Detects when the model refuses to answer and blocks the refusal. Comes with 10 built-in refusal patterns (“I cannot”, “I’m not able to”, “As an AI language model”, etc.) with support for partial refusal detection.

from pydantic_ai_shields import NoRefusals
agent = Agent("openai:gpt-4.1", capabilities=[NoRefusals()])

When a refusal is detected, the shield returns an error instead of the refusal text. You can then retry with a different prompt or escalate to a human.

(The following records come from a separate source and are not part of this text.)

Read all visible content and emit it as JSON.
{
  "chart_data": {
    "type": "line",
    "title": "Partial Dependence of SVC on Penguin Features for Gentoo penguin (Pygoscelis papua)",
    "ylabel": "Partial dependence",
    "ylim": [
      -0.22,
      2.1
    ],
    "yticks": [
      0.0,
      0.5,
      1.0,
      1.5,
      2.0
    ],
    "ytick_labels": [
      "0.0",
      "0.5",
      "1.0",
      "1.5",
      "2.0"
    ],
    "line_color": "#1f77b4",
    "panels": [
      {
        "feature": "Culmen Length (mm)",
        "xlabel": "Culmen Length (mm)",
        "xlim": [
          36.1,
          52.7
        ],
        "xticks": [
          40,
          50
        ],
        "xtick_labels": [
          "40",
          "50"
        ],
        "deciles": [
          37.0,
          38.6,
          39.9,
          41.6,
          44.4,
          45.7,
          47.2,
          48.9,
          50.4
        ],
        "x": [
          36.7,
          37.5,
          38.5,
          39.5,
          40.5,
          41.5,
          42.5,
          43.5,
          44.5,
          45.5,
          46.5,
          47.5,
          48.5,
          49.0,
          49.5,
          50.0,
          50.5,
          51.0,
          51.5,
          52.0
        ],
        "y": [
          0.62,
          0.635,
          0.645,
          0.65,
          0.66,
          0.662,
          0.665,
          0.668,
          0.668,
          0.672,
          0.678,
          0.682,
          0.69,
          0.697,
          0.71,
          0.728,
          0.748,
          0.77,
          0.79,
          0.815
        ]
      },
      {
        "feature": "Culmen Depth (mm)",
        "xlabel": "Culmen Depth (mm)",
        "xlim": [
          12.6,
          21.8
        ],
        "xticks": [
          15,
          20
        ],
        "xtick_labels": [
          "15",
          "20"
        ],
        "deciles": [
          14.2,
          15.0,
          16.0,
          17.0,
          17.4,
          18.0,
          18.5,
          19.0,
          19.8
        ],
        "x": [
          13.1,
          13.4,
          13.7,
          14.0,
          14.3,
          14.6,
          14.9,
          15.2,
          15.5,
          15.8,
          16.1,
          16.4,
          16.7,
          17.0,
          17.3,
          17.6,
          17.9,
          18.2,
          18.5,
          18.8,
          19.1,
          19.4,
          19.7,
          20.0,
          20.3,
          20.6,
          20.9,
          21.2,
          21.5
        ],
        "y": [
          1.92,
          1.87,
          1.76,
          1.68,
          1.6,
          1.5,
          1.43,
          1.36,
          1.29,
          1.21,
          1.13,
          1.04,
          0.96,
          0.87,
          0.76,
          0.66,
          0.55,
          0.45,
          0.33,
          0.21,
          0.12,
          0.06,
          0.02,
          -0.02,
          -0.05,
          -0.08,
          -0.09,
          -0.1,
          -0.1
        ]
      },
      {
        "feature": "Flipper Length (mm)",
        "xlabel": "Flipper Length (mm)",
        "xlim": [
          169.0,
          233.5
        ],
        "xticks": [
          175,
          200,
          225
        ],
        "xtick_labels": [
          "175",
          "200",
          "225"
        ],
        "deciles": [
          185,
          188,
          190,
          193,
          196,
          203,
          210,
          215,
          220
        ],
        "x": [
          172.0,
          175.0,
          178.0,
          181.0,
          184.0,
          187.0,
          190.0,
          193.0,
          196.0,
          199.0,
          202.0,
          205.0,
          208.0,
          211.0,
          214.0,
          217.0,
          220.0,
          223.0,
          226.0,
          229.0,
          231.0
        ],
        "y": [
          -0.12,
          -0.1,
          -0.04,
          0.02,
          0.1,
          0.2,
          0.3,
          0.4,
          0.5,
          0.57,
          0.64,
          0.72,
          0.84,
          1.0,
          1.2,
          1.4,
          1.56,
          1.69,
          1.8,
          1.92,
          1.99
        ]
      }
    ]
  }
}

Composing Multiple Shields

The real power is composition. Stack as many shields as you need — they compose automatically through Pydantic AI’s capability system:

from pydantic_ai import Agent
from pydantic_ai_shields import (
CostTracking,
PromptInjection,
PiiDetector,
SecretRedaction,
InputGuard,
OutputGuard,
NoRefusals,
)
agent = Agent(
"openai:gpt-4.1",
capabilities=[
CostTracking(budget_limit_usd=2.00),
PromptInjection(sensitivity="medium"),
PiiDetector(action="block"),
SecretRedaction(),
NoRefusals(),
InputGuard(guard_fn=my_custom_input_check),
OutputGuard(guard_fn=my_custom_output_check),
],
)

Before-hooks fire in order (CostTracking first, then PromptInjection, etc.). After-hooks fire in reverse. Wrap-hooks nest as middleware layers. The framework handles all of this.

Key Takeaways

  • 10 guardrails, zero external dependencies — everything ships with pip install pydantic-ai-shields, no additional packages needed
  • Built on Pydantic AI’s native capabilities — not a wrapper, not a fork. Capabilities compose with any other Pydantic AI capability
  • 5 infra + 5 content shields — operational concerns (cost, access control, I/O validation) are separate from content concerns (PII, injection, secrets)
  • Production-tested — extracted from 30+ real deployments, not built in isolation
  • The rename reflects the focus — we deleted the middleware, kept the guardrails, and named it what it is

Get Started

Terminal window
pip install pydantic-ai-shields

If you’re running Pydantic AI agents in production without guardrails, pydantic-ai-shields is a one-line addition to your agent constructor. Start with CostTracking and PromptInjection — those two alone cover the most common production incidents.